Studies of terrestrial exoplanets have highlighted that the water balance between the Earth is very unusual and unique to our planet.

researchers from international institute of space sciences He studied how the evolution of continents and waters shaped the evolution of exoplanets outside our solar system. This discovery was presented at the 2022 Europlanet Science Conference in Granada.

The results show that while these planets have an 80% chance of being covered by Earth and 20% made up of water, less than 1% of the exoplanets have an Earth- and water-like climate.

‘Earth-like’ exoplanets

Exoplanets exist outside Earth’s solar system, and their first discovery dates back to 1917. Current data indicates that there are more than 5,000 in 3,804 planetary systems, some of which contain more than one planet.

Scientists estimate that there are about 11 billion potentially habitable planets in the entire Milky Way, rising to 40 billion if planets orbiting red dwarfs are taken into account.

Astronomer Carl Sagan previously suggested that researchers should look for a “pale blue spot” with Earth-like properties. However, the new study concludes that the dry and cool “faint yellow dots” best represent exoplanets. The researchers also concluded that searching for exoplanets like this would lead to a Better chance of discovery.

Professor Tilman Spoon, Executive Director of the International Space Institute, said: “We earthlings enjoy a balance between the land and ocean regions of our planet. It is tempting to assume that a second Earth will be just like our own, but our modeling results suggest that this is unlikely to be the case. is the case.”

Similarities and differences between planets

Models produced by the team indicate that the average surface temperature of an exoplanet is similar to the average surface temperature of Earth, with a difference of about five degrees Celsius, but the main difference lies in the distribution of water on land.

An oceanic planet with less than 10% land mass would likely be wetter and warmer than Earth, reflecting the balance on our planet before the asteroid collision that caused the extinction of the dinosaurs.

The land-heavy exoplanets, which contain less than 30% of the oceans, will have cooler, drier, and harsher climates.
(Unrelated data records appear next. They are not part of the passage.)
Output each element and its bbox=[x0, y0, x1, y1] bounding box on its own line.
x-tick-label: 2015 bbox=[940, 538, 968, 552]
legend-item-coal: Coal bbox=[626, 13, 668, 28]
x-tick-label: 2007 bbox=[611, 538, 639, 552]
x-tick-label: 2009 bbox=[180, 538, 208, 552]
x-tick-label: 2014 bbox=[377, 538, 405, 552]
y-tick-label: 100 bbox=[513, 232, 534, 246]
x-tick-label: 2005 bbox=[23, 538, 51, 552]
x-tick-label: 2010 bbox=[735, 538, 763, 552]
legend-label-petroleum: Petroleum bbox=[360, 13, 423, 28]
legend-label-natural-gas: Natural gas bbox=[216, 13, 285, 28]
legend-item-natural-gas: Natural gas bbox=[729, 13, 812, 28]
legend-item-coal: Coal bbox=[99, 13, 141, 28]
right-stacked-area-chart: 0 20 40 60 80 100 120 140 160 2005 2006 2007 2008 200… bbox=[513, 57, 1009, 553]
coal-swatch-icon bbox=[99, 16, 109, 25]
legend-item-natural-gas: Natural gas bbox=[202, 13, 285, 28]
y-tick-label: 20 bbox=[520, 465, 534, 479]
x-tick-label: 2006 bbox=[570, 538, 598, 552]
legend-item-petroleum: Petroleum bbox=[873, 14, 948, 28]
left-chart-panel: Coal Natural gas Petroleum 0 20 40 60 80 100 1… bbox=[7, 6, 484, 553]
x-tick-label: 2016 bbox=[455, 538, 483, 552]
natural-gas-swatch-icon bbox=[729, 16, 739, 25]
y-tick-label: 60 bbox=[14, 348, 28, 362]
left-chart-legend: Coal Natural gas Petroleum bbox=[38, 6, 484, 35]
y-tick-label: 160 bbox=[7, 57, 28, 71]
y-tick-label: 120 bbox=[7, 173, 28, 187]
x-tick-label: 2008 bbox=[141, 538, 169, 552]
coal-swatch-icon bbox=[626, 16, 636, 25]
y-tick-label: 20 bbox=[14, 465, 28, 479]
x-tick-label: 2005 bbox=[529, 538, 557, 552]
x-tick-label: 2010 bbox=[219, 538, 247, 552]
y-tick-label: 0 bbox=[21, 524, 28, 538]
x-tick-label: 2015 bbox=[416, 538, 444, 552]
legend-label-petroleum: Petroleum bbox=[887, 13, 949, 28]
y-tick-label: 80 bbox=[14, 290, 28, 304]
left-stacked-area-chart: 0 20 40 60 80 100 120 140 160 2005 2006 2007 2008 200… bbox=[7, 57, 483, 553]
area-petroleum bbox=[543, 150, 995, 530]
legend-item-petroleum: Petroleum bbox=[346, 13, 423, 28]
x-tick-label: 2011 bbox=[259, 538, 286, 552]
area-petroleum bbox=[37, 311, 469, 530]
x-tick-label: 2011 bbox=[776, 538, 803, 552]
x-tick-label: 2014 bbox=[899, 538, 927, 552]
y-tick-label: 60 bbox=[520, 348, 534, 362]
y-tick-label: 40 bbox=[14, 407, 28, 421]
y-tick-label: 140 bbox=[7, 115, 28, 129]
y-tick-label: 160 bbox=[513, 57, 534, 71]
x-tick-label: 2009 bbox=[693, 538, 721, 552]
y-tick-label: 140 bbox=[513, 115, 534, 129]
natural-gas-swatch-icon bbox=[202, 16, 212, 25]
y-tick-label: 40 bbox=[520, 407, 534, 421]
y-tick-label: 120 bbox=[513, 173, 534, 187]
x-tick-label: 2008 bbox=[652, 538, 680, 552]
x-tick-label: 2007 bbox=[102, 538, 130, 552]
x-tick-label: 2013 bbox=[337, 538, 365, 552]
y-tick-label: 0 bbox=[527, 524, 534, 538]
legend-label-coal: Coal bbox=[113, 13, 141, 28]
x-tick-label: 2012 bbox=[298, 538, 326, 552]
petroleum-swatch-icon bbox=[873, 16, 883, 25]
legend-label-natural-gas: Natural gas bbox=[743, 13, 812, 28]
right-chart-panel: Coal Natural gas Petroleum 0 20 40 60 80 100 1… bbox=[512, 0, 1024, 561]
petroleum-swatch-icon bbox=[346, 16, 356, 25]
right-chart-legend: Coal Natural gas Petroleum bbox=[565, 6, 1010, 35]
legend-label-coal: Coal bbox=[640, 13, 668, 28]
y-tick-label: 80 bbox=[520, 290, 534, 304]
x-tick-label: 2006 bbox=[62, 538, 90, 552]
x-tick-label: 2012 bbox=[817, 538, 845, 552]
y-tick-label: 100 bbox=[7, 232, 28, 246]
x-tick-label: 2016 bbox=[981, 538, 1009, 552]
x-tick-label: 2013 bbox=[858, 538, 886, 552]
The interior of the Earth was likely occupied by cold deserts, which reflected the Earth’s climate during the last Ice Age, which saw the development of large-scale ice sheets and glaciers.
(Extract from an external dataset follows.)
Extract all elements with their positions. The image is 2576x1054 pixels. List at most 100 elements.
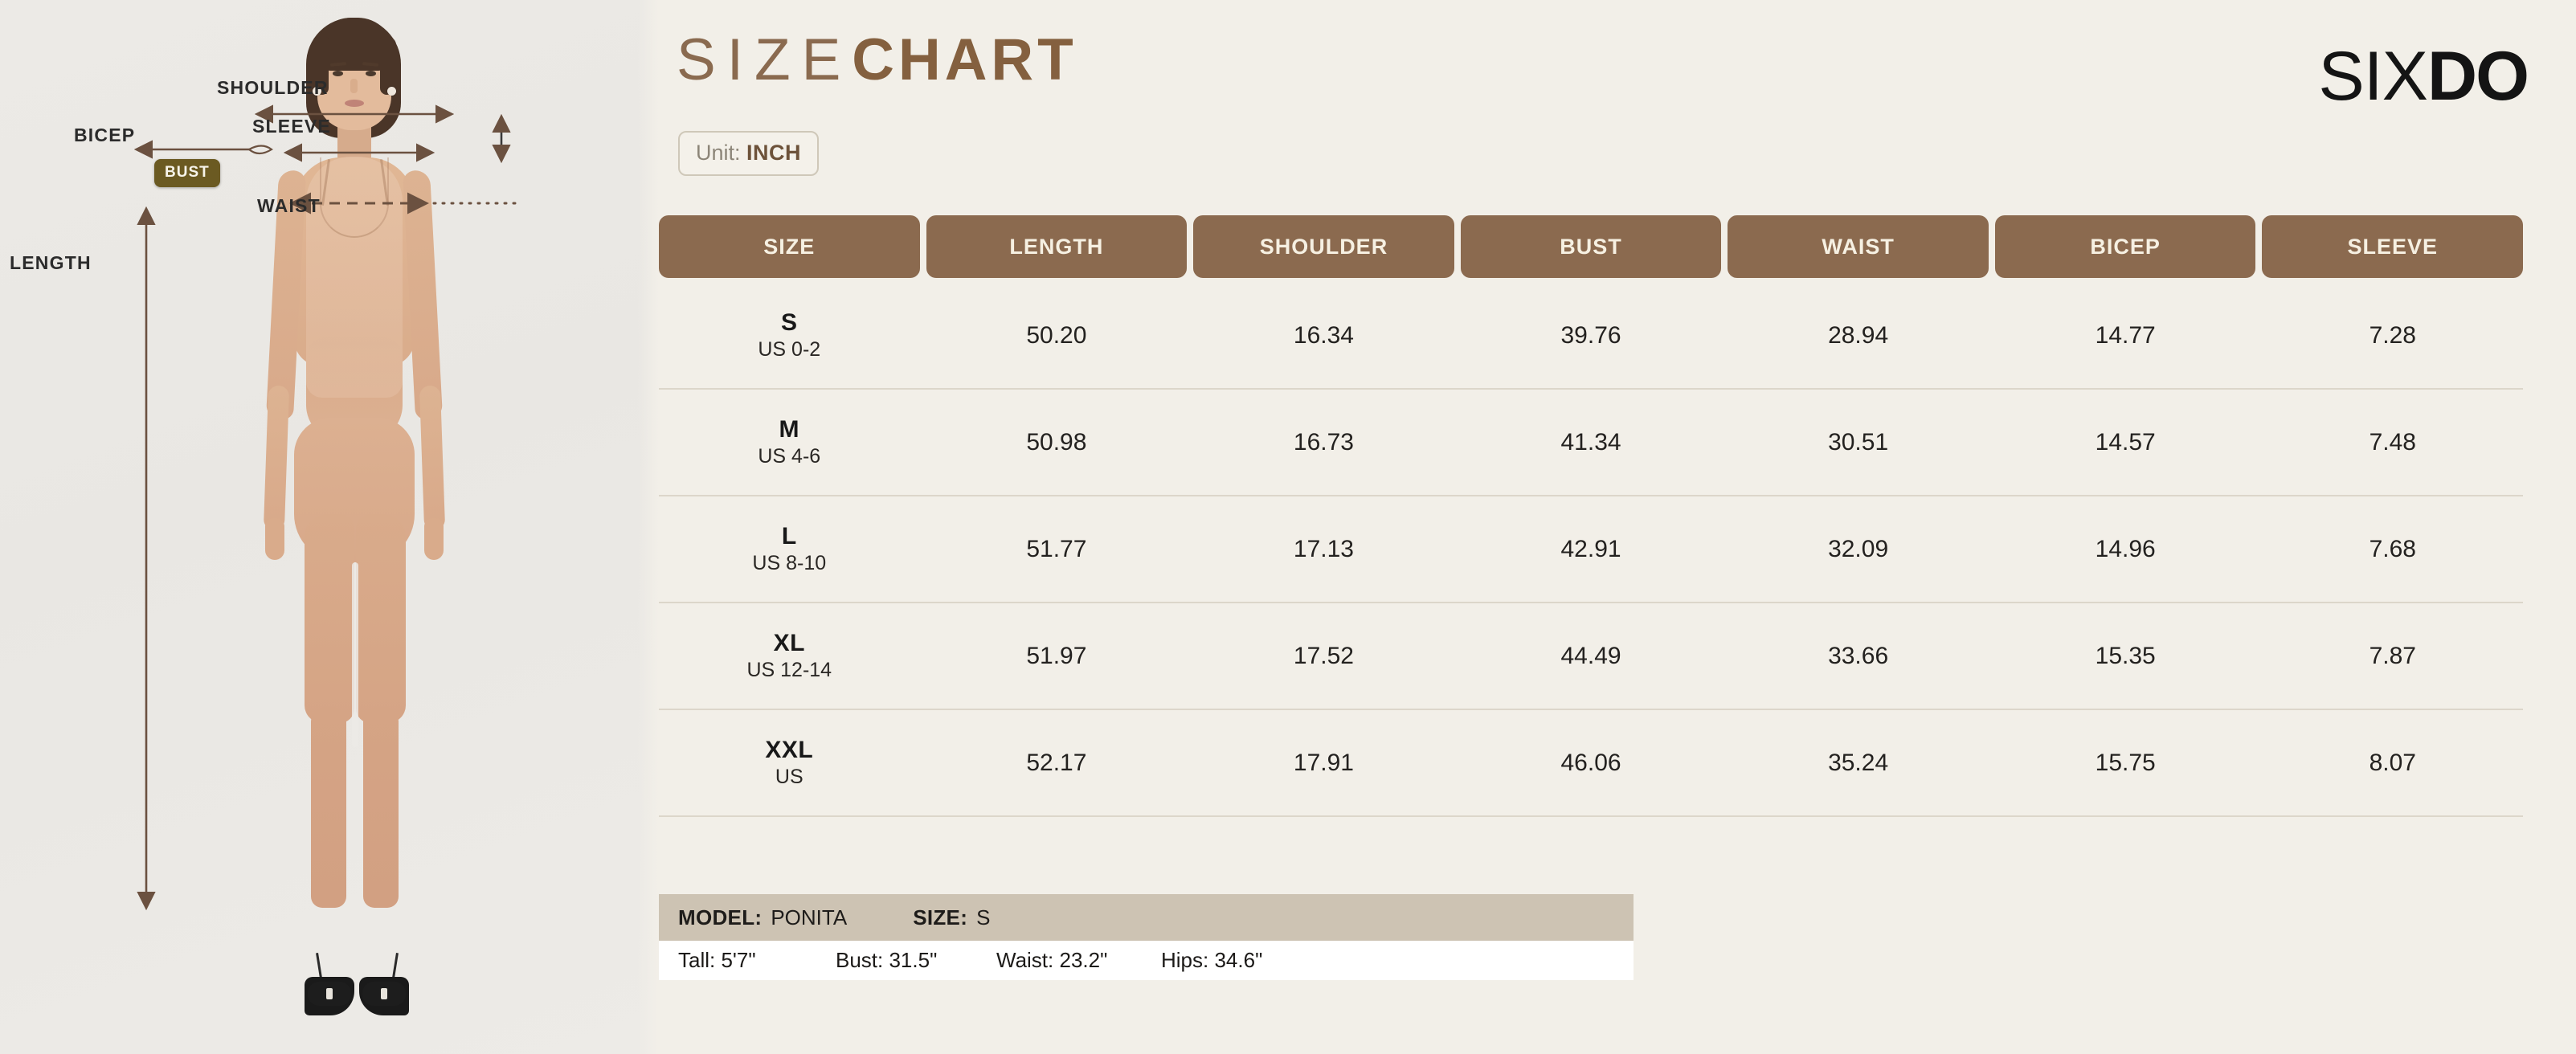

The climate of the exoplanets in general has been found to be much harsher than the equilibrium on present-day Earth. Our planet’s climate is appropriately balanced, with continents growing through volcanic activity and eroded by weathering over time.

Photosynthesis allows life to thrive on Earth, where there is direct access to solar activity and the oceans provide a huge reservoir of water. This enhances precipitation and prevents the current climate from becoming too dry.
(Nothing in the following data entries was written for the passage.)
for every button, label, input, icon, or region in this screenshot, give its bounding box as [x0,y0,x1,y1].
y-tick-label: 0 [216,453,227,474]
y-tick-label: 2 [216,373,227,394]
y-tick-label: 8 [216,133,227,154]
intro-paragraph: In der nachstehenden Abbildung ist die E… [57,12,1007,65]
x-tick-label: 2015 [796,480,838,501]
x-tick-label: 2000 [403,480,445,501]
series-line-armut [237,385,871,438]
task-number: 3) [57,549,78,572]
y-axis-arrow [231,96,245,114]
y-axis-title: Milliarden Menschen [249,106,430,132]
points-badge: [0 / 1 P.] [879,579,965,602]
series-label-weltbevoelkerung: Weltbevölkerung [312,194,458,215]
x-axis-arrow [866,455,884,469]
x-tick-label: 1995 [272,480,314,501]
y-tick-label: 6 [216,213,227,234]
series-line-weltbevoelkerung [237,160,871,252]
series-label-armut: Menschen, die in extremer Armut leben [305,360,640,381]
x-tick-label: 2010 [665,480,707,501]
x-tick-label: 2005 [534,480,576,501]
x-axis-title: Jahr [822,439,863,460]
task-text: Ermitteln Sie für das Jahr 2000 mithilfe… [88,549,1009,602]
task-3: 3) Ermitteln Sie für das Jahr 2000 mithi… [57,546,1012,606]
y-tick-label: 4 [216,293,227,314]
“In the engine of Earth’s tectonic plates, internal heat drives geological activity, such as earthquakes, volcanoes, and mountain formation, and leads to the growth of continents. Earth erosion is part of a series of cycles that exchange water between the atmosphere and the interior. Our digital models of how these cycles interact show that the present-day Earth It may be an exceptional planet, and the Earth’s mass balance may be unstable over billions of years. While all the planets that have been designed can be considered habitable, their fauna and flora may be very different,” concluded Professor Spoon.